For this reason, any new servers that we build already have Puppet installed. As it's part of our template, all we have to do is push the template and the new server automatically starts communicating. It pulls everything that it needs from the Puppet server directly.
Deployment takes around 10 minutes per server. Our servers get the base policies first and then we can assign the role — the policies are based on their role. It takes roughly two to three runs through Puppet to get all of the policies in place. It sounds like a lot, but it's pretty straightforward.
What about the implementation team?
We have our own people that handle deployment. We have a team of 10 people who manage the infrastructure. They're called the infrastructure group. The IT team is called EIG — Enterprise Infrastructure Group. All of us pretty much continuously building servers and working on different use cases.
Some maintenance is required. We have to update the infrastructure. It's a bit of a pain point to make sure that everything works once we've upgraded it because Puppet has been evolving pretty fast. From one version to another, a lot of things can break when we upgrade them. Although it comes with tools that can be used to verify that the code is supported, even after verification, it still breaks sometimes.
What was our ROI?
We have definitely seen a return on our investment with this solution. Switching to Puppet Enterprise was a game-changer for us. It was totally worth it, but there is a reoccurring cost associated with it because you have to pay a yearly licensing fee. We got a lot out of it in that time period. When we began exploring in Windows side, we didn't know if we would see a return.

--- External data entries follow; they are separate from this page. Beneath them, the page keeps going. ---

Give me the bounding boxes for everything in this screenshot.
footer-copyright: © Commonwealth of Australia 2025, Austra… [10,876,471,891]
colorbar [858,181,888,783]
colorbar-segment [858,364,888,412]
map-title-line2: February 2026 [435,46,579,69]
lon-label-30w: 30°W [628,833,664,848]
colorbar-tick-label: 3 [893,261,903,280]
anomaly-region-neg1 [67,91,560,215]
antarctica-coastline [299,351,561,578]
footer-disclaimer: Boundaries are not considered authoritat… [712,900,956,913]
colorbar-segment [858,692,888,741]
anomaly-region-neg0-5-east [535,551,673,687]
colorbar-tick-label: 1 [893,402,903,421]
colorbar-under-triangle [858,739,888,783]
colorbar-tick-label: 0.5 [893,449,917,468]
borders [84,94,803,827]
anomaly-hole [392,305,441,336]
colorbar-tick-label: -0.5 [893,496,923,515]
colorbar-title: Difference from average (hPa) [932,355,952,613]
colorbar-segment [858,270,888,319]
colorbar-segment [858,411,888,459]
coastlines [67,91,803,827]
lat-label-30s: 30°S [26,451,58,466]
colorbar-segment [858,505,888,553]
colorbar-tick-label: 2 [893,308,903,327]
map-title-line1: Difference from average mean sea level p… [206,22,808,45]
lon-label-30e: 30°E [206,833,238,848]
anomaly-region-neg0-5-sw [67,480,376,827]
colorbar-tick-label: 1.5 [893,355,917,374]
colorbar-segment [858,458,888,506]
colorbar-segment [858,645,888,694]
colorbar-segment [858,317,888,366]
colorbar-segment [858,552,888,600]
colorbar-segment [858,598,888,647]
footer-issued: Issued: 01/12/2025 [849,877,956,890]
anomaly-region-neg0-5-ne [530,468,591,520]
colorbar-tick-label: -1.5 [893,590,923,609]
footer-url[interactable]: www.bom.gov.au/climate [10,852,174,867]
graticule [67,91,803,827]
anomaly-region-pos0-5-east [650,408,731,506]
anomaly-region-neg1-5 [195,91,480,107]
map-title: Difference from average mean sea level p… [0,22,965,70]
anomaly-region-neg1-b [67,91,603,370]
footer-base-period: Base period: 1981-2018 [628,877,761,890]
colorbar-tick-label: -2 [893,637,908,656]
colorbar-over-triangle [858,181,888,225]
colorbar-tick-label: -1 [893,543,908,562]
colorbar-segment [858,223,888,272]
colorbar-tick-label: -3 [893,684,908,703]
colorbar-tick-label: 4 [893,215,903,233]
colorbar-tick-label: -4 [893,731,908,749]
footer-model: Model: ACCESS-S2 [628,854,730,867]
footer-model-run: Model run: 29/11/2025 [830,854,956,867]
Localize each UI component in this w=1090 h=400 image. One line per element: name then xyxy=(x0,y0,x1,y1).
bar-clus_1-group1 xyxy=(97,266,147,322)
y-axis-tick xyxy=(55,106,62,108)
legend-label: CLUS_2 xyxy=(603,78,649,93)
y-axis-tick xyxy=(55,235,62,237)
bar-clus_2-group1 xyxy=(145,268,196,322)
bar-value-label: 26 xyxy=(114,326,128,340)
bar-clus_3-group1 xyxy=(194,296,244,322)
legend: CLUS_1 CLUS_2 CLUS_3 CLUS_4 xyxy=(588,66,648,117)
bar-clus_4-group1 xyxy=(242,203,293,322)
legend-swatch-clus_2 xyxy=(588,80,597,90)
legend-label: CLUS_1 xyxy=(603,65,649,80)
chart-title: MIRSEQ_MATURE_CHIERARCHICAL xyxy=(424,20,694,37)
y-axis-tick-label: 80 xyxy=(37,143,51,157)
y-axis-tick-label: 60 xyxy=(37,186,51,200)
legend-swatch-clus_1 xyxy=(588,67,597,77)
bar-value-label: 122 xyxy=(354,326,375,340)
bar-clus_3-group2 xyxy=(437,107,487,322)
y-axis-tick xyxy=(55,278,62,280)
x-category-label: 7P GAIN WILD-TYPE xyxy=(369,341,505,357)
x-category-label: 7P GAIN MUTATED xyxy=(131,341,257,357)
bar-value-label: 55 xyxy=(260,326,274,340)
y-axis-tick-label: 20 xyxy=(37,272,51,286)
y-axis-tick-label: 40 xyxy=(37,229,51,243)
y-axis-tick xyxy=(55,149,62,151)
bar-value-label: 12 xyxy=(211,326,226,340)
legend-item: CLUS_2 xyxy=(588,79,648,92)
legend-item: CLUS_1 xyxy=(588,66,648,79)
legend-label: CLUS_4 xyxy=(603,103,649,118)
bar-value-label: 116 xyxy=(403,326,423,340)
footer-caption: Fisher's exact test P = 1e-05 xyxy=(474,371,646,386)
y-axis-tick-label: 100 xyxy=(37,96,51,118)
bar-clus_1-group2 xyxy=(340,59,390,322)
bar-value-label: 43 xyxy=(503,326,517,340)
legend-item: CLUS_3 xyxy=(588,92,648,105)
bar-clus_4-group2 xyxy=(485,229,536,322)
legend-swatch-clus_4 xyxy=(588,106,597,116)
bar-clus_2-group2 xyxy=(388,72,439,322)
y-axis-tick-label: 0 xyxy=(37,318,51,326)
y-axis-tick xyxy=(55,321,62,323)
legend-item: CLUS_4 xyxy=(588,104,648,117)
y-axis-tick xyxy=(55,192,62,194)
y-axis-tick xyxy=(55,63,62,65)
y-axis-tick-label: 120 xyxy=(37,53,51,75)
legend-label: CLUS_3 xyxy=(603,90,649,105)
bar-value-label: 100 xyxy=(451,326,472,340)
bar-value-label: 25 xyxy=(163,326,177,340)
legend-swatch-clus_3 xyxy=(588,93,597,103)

What's my experience with pricing, setup cost, and licensing?
Puppet was a good product; we used it when we had 200 VMs. When we tried to add Windows servers to it, that's when we realized the price nearly doubled for us because we also have around 200 Windows servers. Puppet doesn't offer discounts for the education or non-profit sectors as pretty much every other product in the IT industry does. We get pro services from Microsoft at a very discounted price; and great offers, too — easily 60% off retail prices. Our managers tried to negotiate with Puppet asking if it was possible to add two hundred servers without doubling the price. Sadly we couldn't come to an agreement.
That was unfortunate because Puppet Enterprise has some of the features that we are now missing. Now, some of the code that was provided by Puppet is no longer usable on the Puppet community edition. I think that's the only downside of moving to the community version.
Which other solutions did I evaluate?
We evaluated Ansible — it's also good. The way Ansible works is a bit different than the way Puppet work. That's where we struggled with Ansible. Ansible is the kind of solution that only requires a one-time configuration. If we want to build a new server, we can easily build it with Ansible and Ansible will do all the work for us, but it's the compliance part that was missing from Ansible — it wasn't a built-in functionality. With Puppet, if you have built a server and someone changes something, within 15 minutes, Puppet will run and revert the changes. So, it's the compliance part that we like about Puppet.
What other advice do I have?
Puppet is one of the best products available — even when it comes to the cloud. It's very popular. There are only two main cloud competitors when it comes to configuration management: Puppet and Chef. I think both are strong products. Puppet has been the king of the market. To anyone interested in using Puppet, I always recommend that you start with the community edition first. If you don't require enterprise features or management, then you can get it for free. If you need those features, then you can always upgrade.
Overall, on a scale from one to ten, I would give Puppet a rating of nine. I don't think that similar products have any strengths that Puppet doesn't have.